"Indistinguishable From Their Peers"
How many times has the claim 50% (or close to) “indistinguishable from their peers” been beamed across the ether in pride of place in every call to parents and governments to support
· The ‘1987’ study was really conducted from 1970 to 1984 and not published until 1987. Seven of the 19 experimental subjects were referred to the UCLA Young Autism Project between 1970 and 1974. The follow-up study took place between 1984 and 1985 and was not published until 1993.
· One of the ‘best outcome’ students went into special education and was no longer considered ‘normal functioning’. True, another of the experimental kids was mainstreamed after the sixth grade but as Shea remarked , attributing that to what happened in pre-school might be stretching things quite a bit.
· The individual data for the
· Apparently as part of the ‘indistinguishable from peer’ claim, they used a Clinical Rating Scale, never before seen in psychology and apparently not since either. The scale was administered on the basis of a 20 minute interview by a psychology graduate student; no blinding, no careful probing but also no evidence of reliability or validity for the scale in the first place.

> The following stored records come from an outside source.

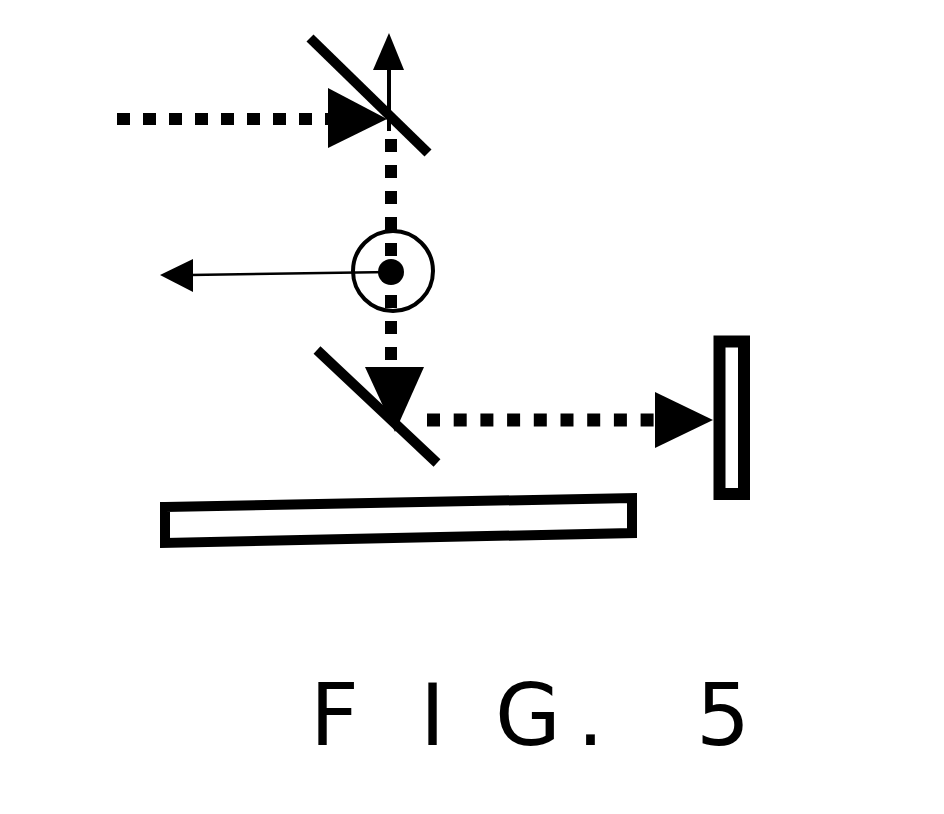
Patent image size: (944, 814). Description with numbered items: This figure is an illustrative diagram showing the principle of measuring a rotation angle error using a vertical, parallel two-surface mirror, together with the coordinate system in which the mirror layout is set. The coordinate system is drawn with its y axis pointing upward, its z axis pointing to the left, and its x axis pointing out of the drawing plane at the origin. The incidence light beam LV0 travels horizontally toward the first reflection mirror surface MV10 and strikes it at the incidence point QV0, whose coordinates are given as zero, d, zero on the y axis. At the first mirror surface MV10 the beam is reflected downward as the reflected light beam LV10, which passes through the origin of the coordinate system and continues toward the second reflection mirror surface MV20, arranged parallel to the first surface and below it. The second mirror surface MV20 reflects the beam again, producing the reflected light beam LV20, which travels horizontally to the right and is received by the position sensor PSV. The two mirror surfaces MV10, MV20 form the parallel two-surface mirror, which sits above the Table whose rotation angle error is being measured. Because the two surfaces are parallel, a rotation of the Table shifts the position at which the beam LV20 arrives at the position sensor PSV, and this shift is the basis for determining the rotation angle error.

The first reflection mirror surface MV10 is at (309, 85).
The incidence light beam LV0 is at (222, 120).
The y axis y is at (394, 73).
The incidence point on first mirror surface QV0 is at (516, 117).
The reflected light beam by first mirror LV10 is at (354, 285).
The x axis x is at (393, 271).
The z axis z is at (254, 278).
The second reflection mirror surface MV20 is at (363, 406).
The reflected light beam by second mirror LV20 is at (570, 383).
The position sensor PSV is at (782, 418).
The table Table is at (324, 513).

· No measures of the opinions of teachers or peers were ever reported. So the claims of Lovaas that teachers found the ‘best outcome’ children indistinguishable from peers or by McEachin that teachers and peers did not see the ‘best outcome children as having unusual problems or being different are way beyond the data.
· Shea also reports some curious remarks of Lovaas on the possibility of reproducing the 47% “ indistinguishable from peers” result. It’s a sort of sliding scale. At the top, if the intervention is administered precisely as the original
So there it is. Behaviourists are definitely a glass half full kind of people. There is no study on the face of the earth, which cannot be reported in the most optimistic terms.
Caveat lector !
Reference: Shea, V. (2004). A perspective on the research literature related to early intensive behavioural intervention (Lovaas) for young children with autism. Autism, 8(4), pp. 349-367.
2 Comments:
well! I know that the work of this kind of things is really good, I have been reading about ti and I can say that it is one of the most interesting articles about it!
Interesting post, it is something that really deserves more studying and more efforts.